We show here that a cutoff of 0.42 µM (90th percentile) MMA in dried blood spots from newborns with elevated tHCy can predict VitB12 concentrations below 148 pM with around 80% positive predictive value. Thus, our data support that measuring MMA from already existing dried samples from newborn screening as a third-tier or confirmatory test may facilitate the diagnosis of B12D. Combination of MMA with tHCy may be an even better choice for a second-tier strategy to identify B12D. Analysis of MMA from dried blood spots, however, is not easily available for most newborn screening labs and a combined measurement of tHCy with MMA is technically even more demanding.
Although due to a lack of common definitions such comparisons are to be taken with care, compared to other reported estimates for prevalence of low VitB12, our estimate is 3–4 times higher [
3,
6,
10]. These differences could be due to a different VitB12 status of different populations, but more probably a consequence of a different, improved screening algorithm. In two of these studies, individuals with low methionine were not considered for second-tier testing [
3,
10] and in a third study, a very high cutoff for MMA (2.35 µM/99.9th percentile) was applied [
6]. Additionally, we learn from our data that neither C3-dependent parameters nor methionine-dependent parameters alone are sufficient for an effective first-tier selection since the overlap (i.e., samples with high C3 and low Met) is small (not shown). Additionally, the C3/methionine ratio alone is not sufficient. Lowering the cutoff for this parameter resulted mainly in a higher false-positive rate. In the future, Collaborative Laboratory Integrated Reports (CLIR) [
24] or other machine learning-based tools [
25] may further improve the specificity of B12D screening. Notably, also improvements in sensitivity may be possible since we do not know the real prevalence. Taking into account the high incidence of B12 deficiency in pregnant women as, for instance, shown in a Canadian study [
26], the true prevalence of suboptimally VitB12-supplied newborns might be even higher than the number identified by the algorithm presented here. We hope to initiate more research on the situation of VitB12 supply of unborns and newborns. Though quantitatively playing a minor role—none of the newborns with known low VitB12 levels within our study population was reported to have a genetic cobalamin defect, also detection of such genetic defects would be improved by considering deficient VitB12 metabolism in newborn screening.

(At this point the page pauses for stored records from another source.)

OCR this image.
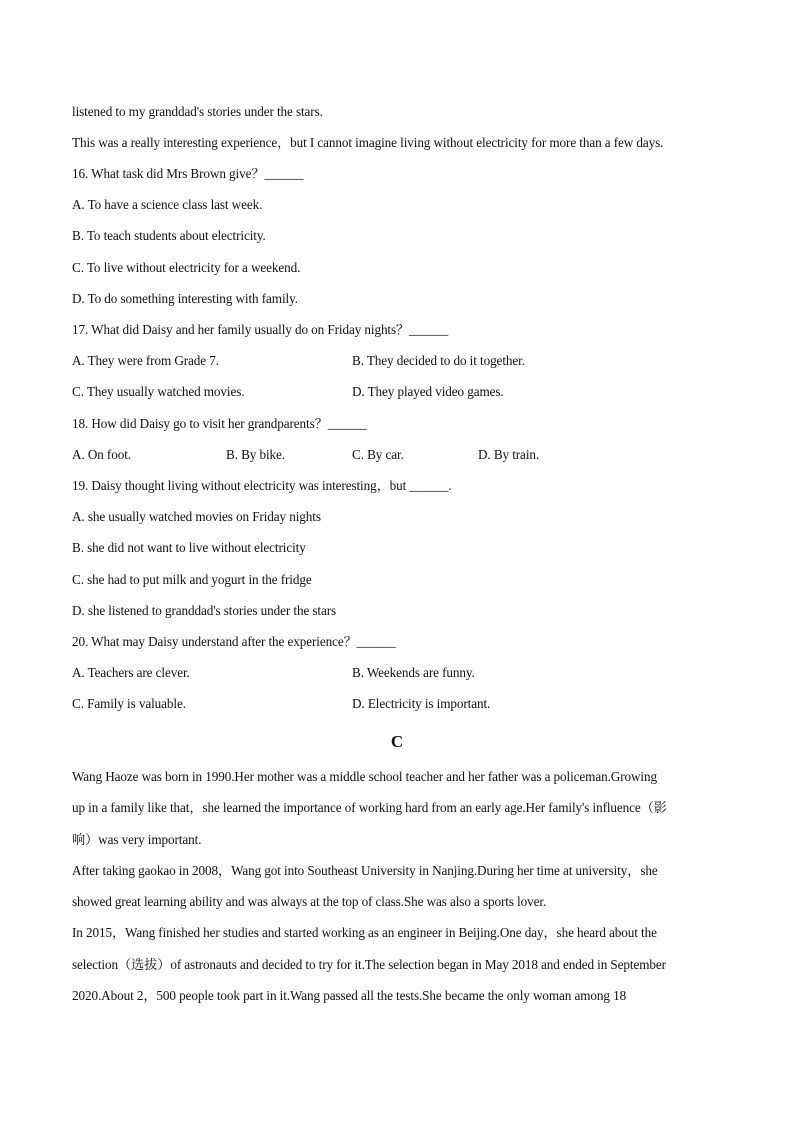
listened to my granddad's stories under the stars.
This was a really interesting experience，but I cannot imagine living without electricity for more than a few days.
16. What task did Mrs Brown give？______
A. To have a science class last week.
B. To teach students about electricity.
C. To live without electricity for a weekend.
D. To do something interesting with family.
17. What did Daisy and her family usually do on Friday nights？______
A. They were from Grade 7.	B. They decided to do it together.
C. They usually watched movies.	D. They played video games.
18. How did Daisy go to visit her grandparents？______
A. On foot.	B. By bike.	C. By car.	D. By train.
19. Daisy thought living without electricity was interesting，but ______.
A. she usually watched movies on Friday nights
B. she did not want to live without electricity
C. she had to put milk and yogurt in the fridge
D. she listened to granddad's stories under the stars
20. What may Daisy understand after the experience？______
A. Teachers are clever.	B. Weekends are funny.
C. Family is valuable.	D. Electricity is important.
C
Wang Haoze was born in 1990.Her mother was a middle school teacher and her father was a policeman.Growing
up in a family like that，she learned the importance of working hard from an early age.Her family's influence（影
响）was very important.
After taking gaokao in 2008，Wang got into Southeast University in Nanjing.During her time at university，she
showed great learning ability and was always at the top of class.She was also a sports lover.
In 2015，Wang finished her studies and started working as an engineer in Beijing.One day，she heard about the
selection（选拔）of astronauts and decided to try for it.The selection began in May 2018 and ended in September
2020.About 2，500 people took part in it.Wang passed all the tests.She became the only woman among 18
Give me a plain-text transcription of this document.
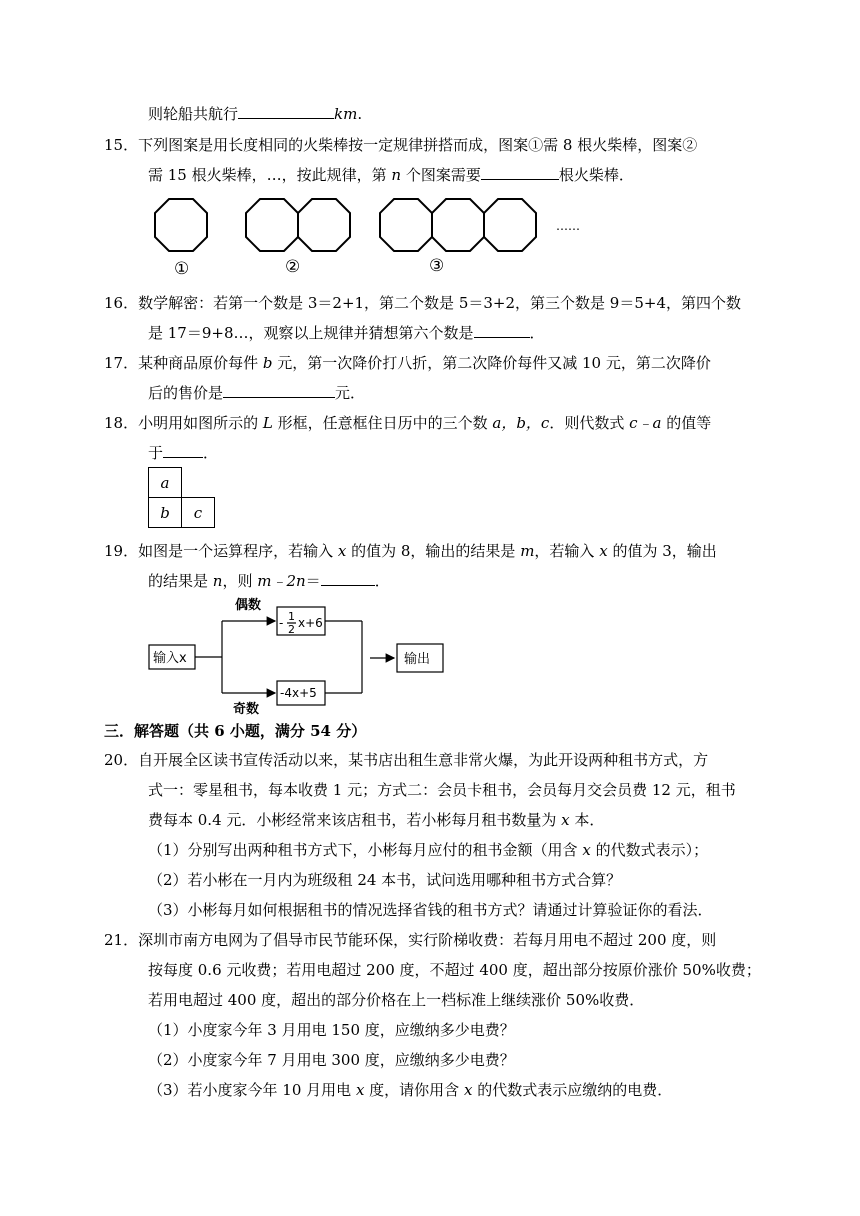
则轮船共航行	km.
15．下列图案是用长度相同的火柴棒按一定规律拼搭而成，图案①需 8 根火柴棒，图案②
需 15 根火柴棒，…，按此规律，第 n 个图案需要	根火柴棒．
……
①	②	③
16．数学解密：若第一个数是 3＝2+1，第二个数是 5＝3+2，第三个数是 9＝5+4，第四个数
是 17＝9+8…，观察以上规律并猜想第六个数是	．
17．某种商品原价每件 b 元，第一次降价打八折，第二次降价每件又减 10 元，第二次降价
后的售价是	元．
18．小明用如图所示的 L 形框，任意框住日历中的三个数 a，b，c．则代数式 c﹣a 的值等
于	．
a	
b	c
19．如图是一个运算程序，若输入 x 的值为 8，输出的结果是 m，若输入 x 的值为 3，输出
的结果是 n，则 m﹣2n＝	．
输入x	输出
偶数
奇数
- 1
2 x+6
-4x+5
三．解答题（共 6 小题，满分 54 分）
20．自开展全区读书宣传活动以来，某书店出租生意非常火爆，为此开设两种租书方式，方
式一：零星租书，每本收费 1 元；方式二：会员卡租书，会员每月交会员费 12 元，租书
费每本 0.4 元．小彬经常来该店租书，若小彬每月租书数量为 x 本．
（1）分别写出两种租书方式下，小彬每月应付的租书金额（用含 x 的代数式表示）；
（2）若小彬在一月内为班级租 24 本书，试问选用哪种租书方式合算？
（3）小彬每月如何根据租书的情况选择省钱的租书方式？请通过计算验证你的看法．
21．深圳市南方电网为了倡导市民节能环保，实行阶梯收费：若每月用电不超过 200 度，则
按每度 0.6 元收费；若用电超过 200 度，不超过 400 度，超出部分按原价涨价 50%收费；
若用电超过 400 度，超出的部分价格在上一档标准上继续涨价 50%收费．
（1）小度家今年 3 月用电 150 度，应缴纳多少电费？
（2）小度家今年 7 月用电 300 度，应缴纳多少电费？
（3）若小度家今年 10 月用电 x 度，请你用含 x 的代数式表示应缴纳的电费．
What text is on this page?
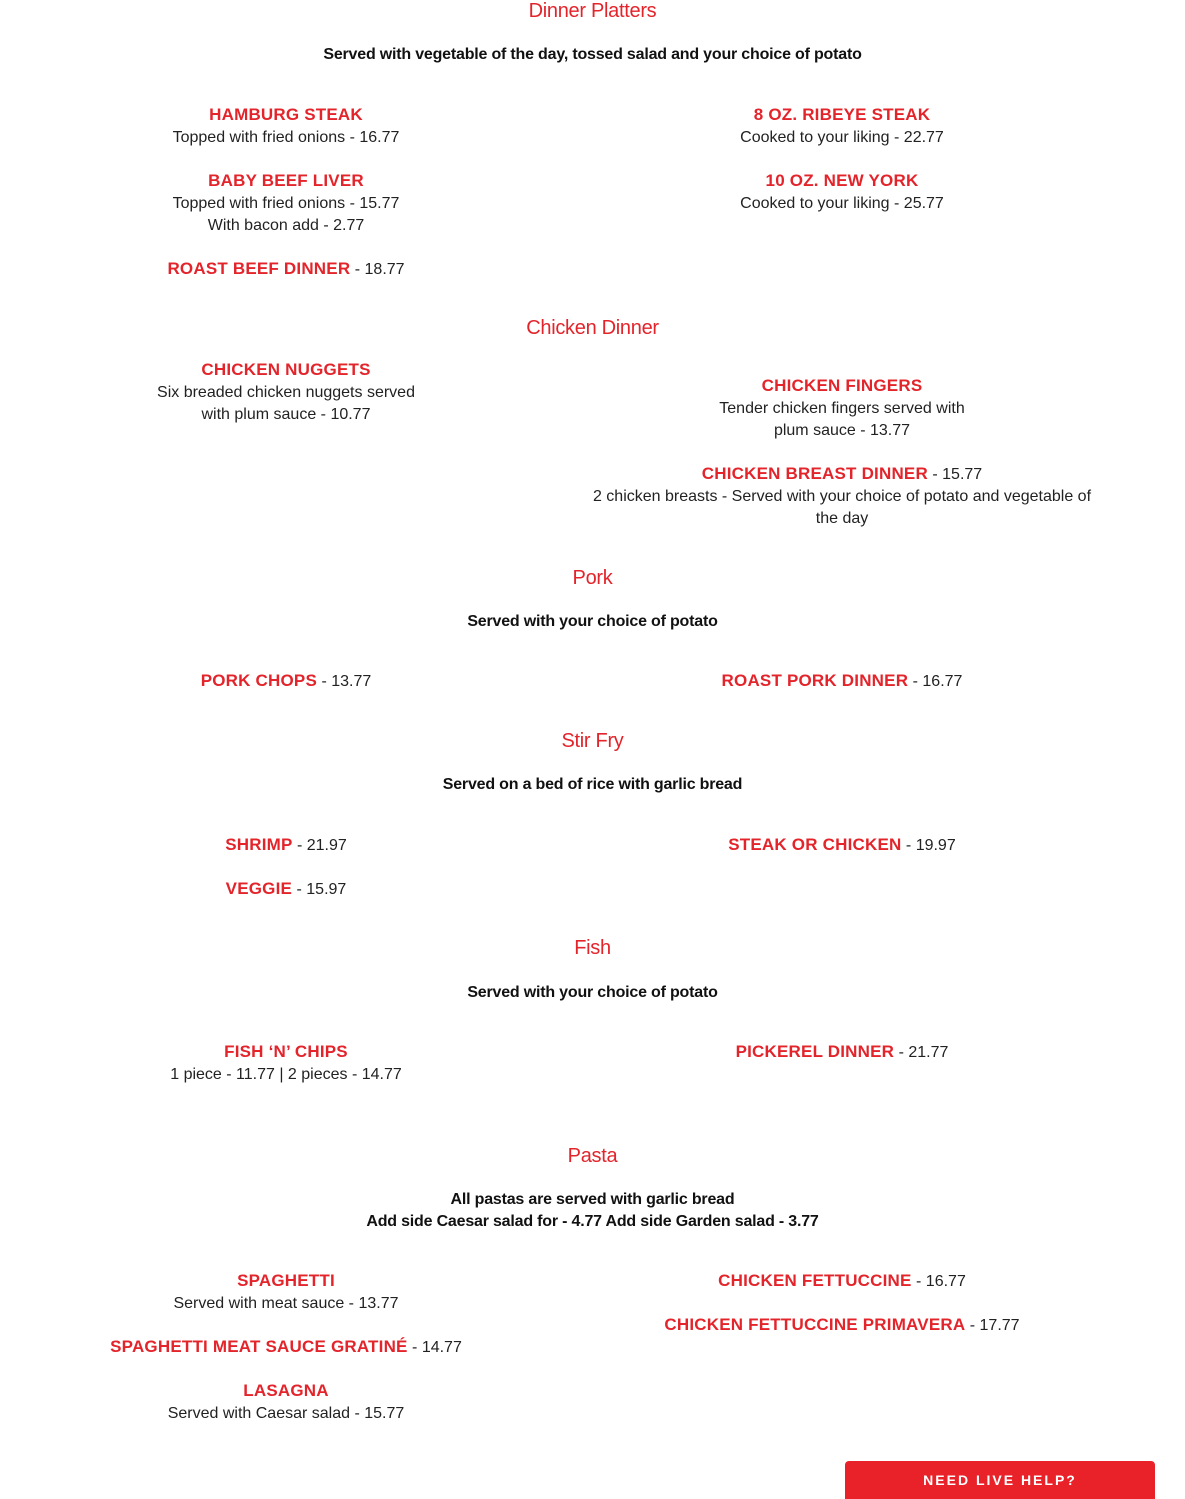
Dinner Platters
Served with vegetable of the day, tossed salad and your choice of potato
HAMBURG STEAK
Topped with fried onions - 16.77
BABY BEEF LIVER
Topped with fried onions - 15.77
With bacon add - 2.77
ROAST BEEF DINNER - 18.77
8 OZ. RIBEYE STEAK
Cooked to your liking - 22.77
10 OZ. NEW YORK
Cooked to your liking - 25.77
Chicken Dinner
CHICKEN NUGGETS
Six breaded chicken nuggets served
with plum sauce - 10.77
CHICKEN FINGERS
Tender chicken fingers served with
plum sauce - 13.77
CHICKEN BREAST DINNER - 15.77
2 chicken breasts - Served with your choice of potato and vegetable of the day
Pork
Served with your choice of potato
PORK CHOPS - 13.77	ROAST PORK DINNER - 16.77
Stir Fry
Served on a bed of rice with garlic bread
SHRIMP - 21.97
VEGGIE - 15.97
STEAK OR CHICKEN - 19.97
Fish
Served with your choice of potato
FISH ‘N’ CHIPS
1 piece - 11.77 | 2 pieces - 14.77
PICKEREL DINNER - 21.77
Pasta
All pastas are served with garlic bread
Add side Caesar salad for - 4.77 Add side Garden salad - 3.77
SPAGHETTI
Served with meat sauce - 13.77
SPAGHETTI MEAT SAUCE GRATINÉ - 14.77
LASAGNA
Served with Caesar salad - 15.77
CHICKEN FETTUCCINE - 16.77
CHICKEN FETTUCCINE PRIMAVERA - 17.77
NEED LIVE HELP?
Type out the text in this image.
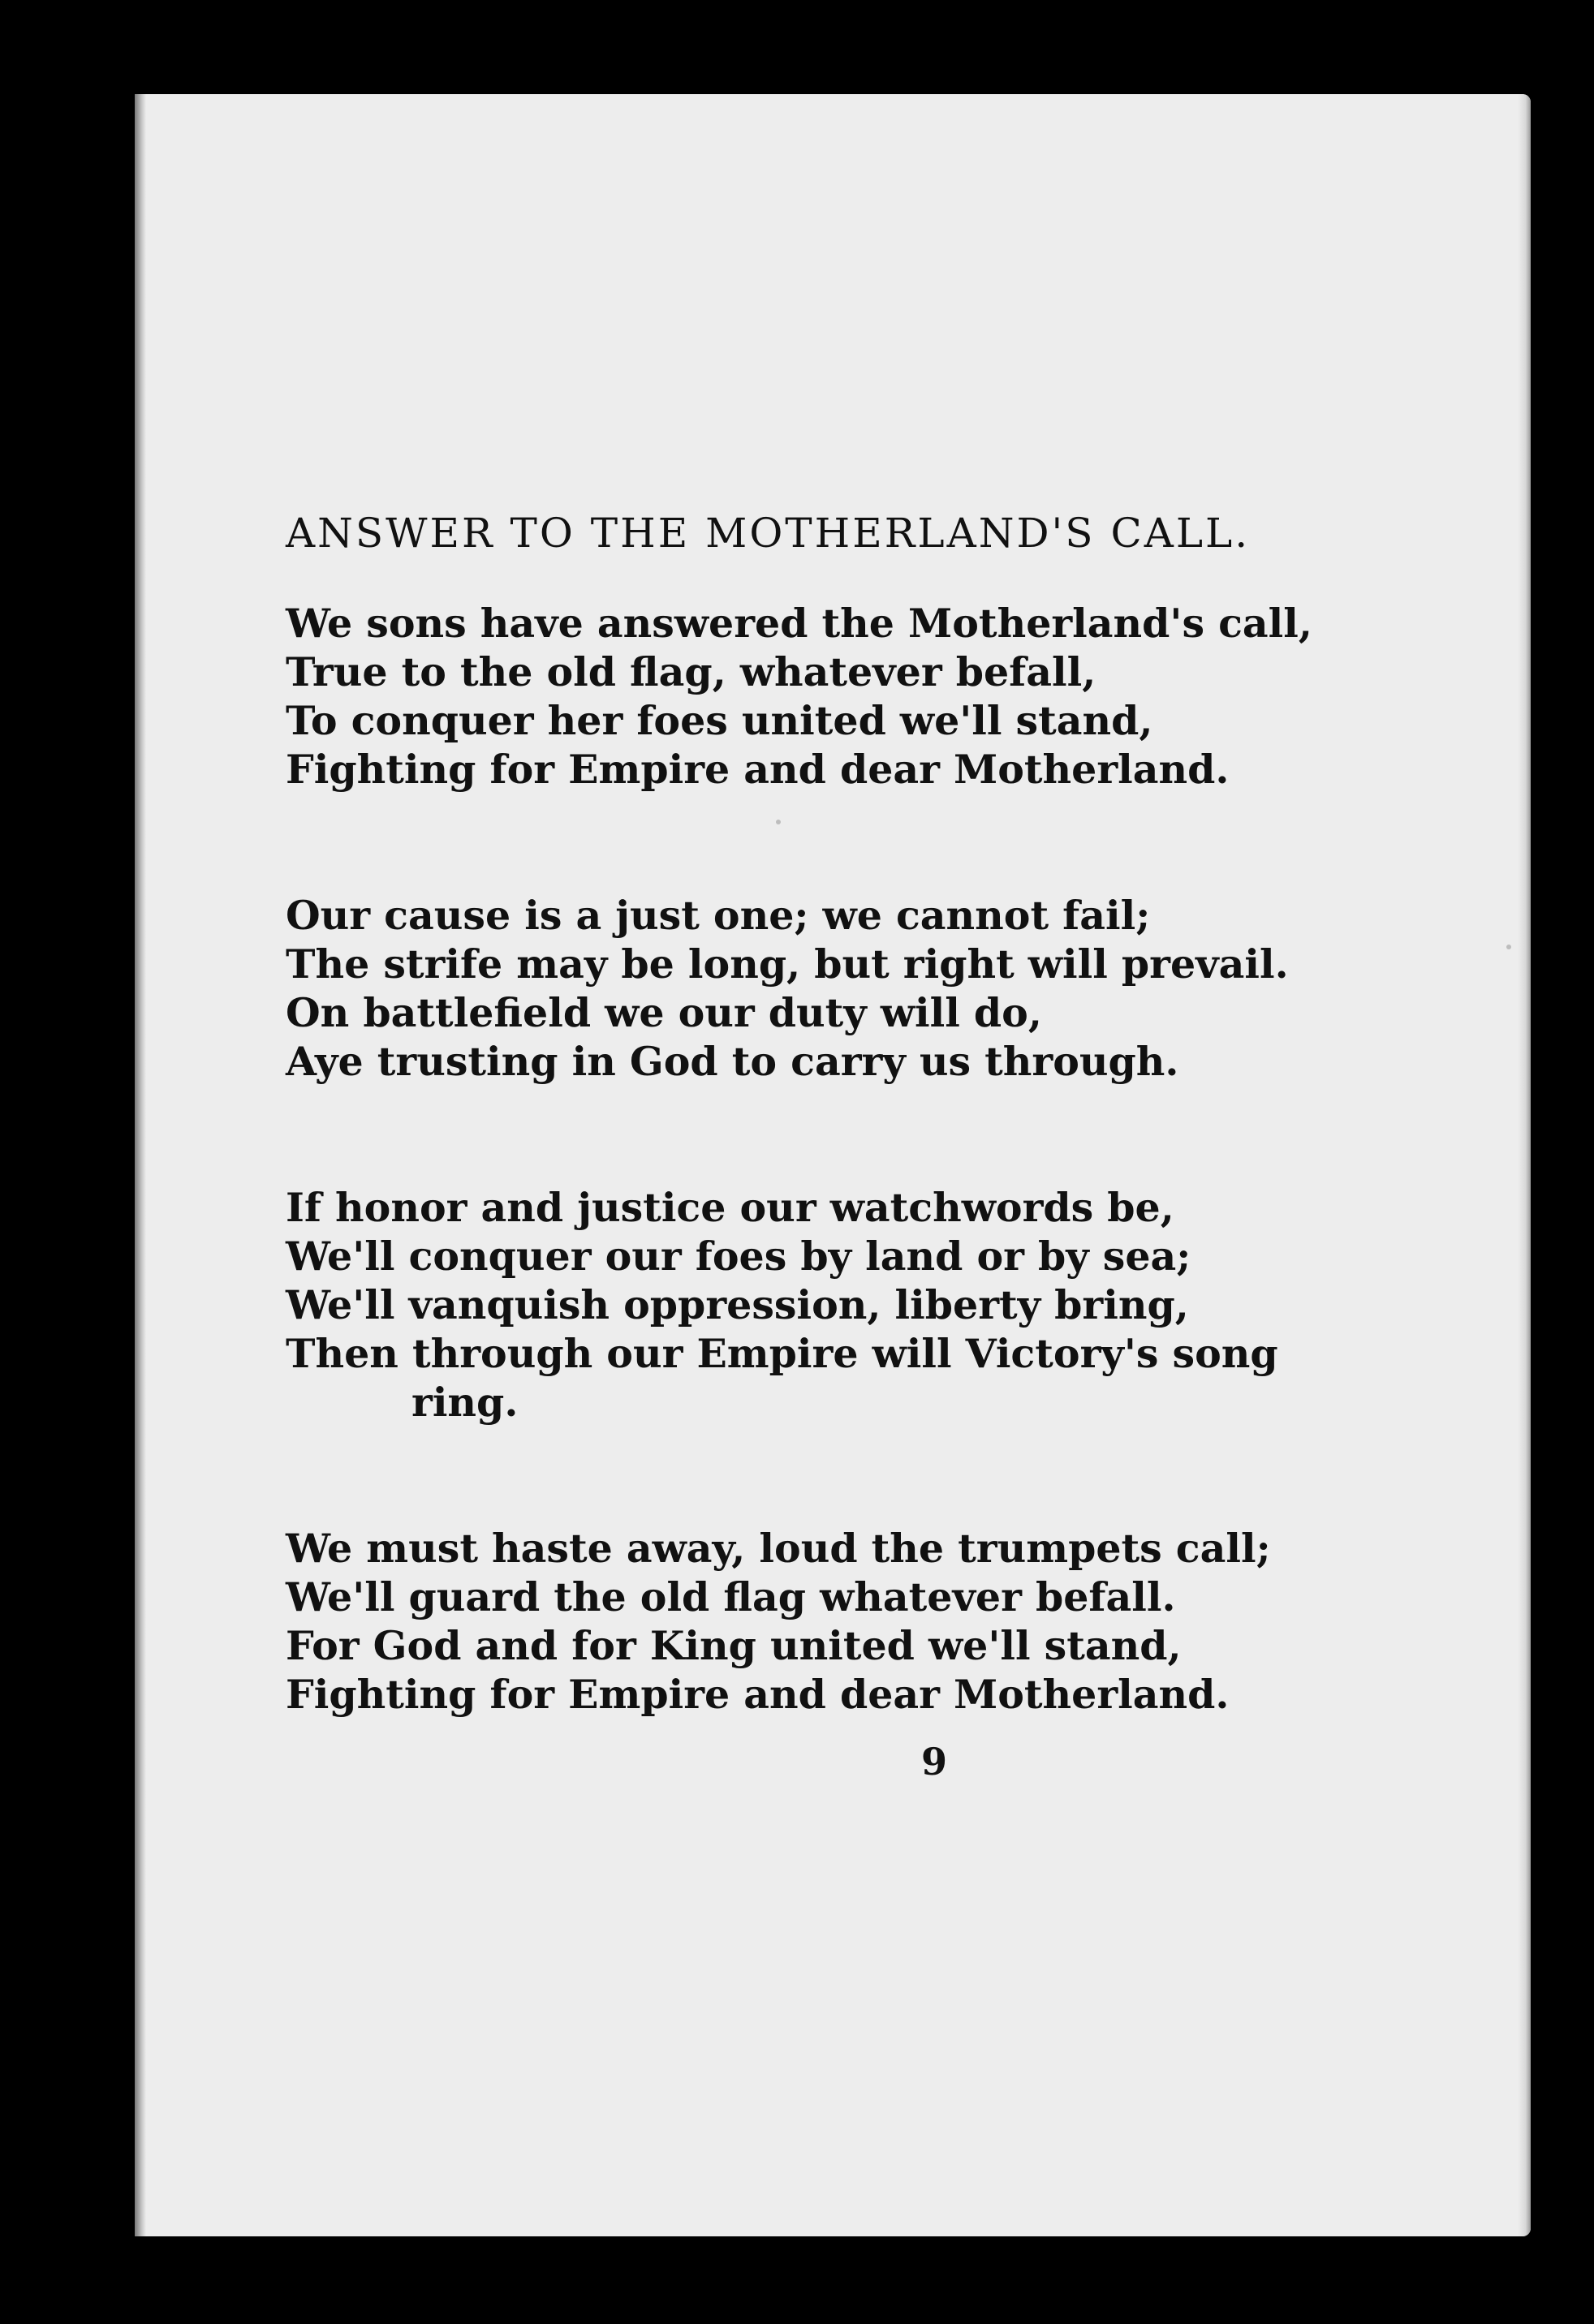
ANSWER TO THE MOTHERLAND'S CALL.
We sons have answered the Motherland's call,
True to the old flag, whatever befall,
To conquer her foes united we'll stand,
Fighting for Empire and dear Motherland.
Our cause is a just one; we cannot fail;
The strife may be long, but right will prevail.
On battlefield we our duty will do,
Aye trusting in God to carry us through.
If honor and justice our watchwords be,
We'll conquer our foes by land or by sea;
We'll vanquish oppression, liberty bring,
Then through our Empire will Victory's song
ring.
We must haste away, loud the trumpets call;
We'll guard the old flag whatever befall.
For God and for King united we'll stand,
Fighting for Empire and dear Motherland.
9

To conclude, by applying the presented screening strategy we find around 75 children per year in Austria (with about 85,000 births per year) with a potential risk of harm due to B12D. Further research is needed to assess the benefit of screening for B12D and consequent treatment of newborns. Finally, the high prevalence of putative B12D shown here indicates an unmet need for information concerning VitB12 requirement and supplementation of mothers during pregnancy and breastfeeding.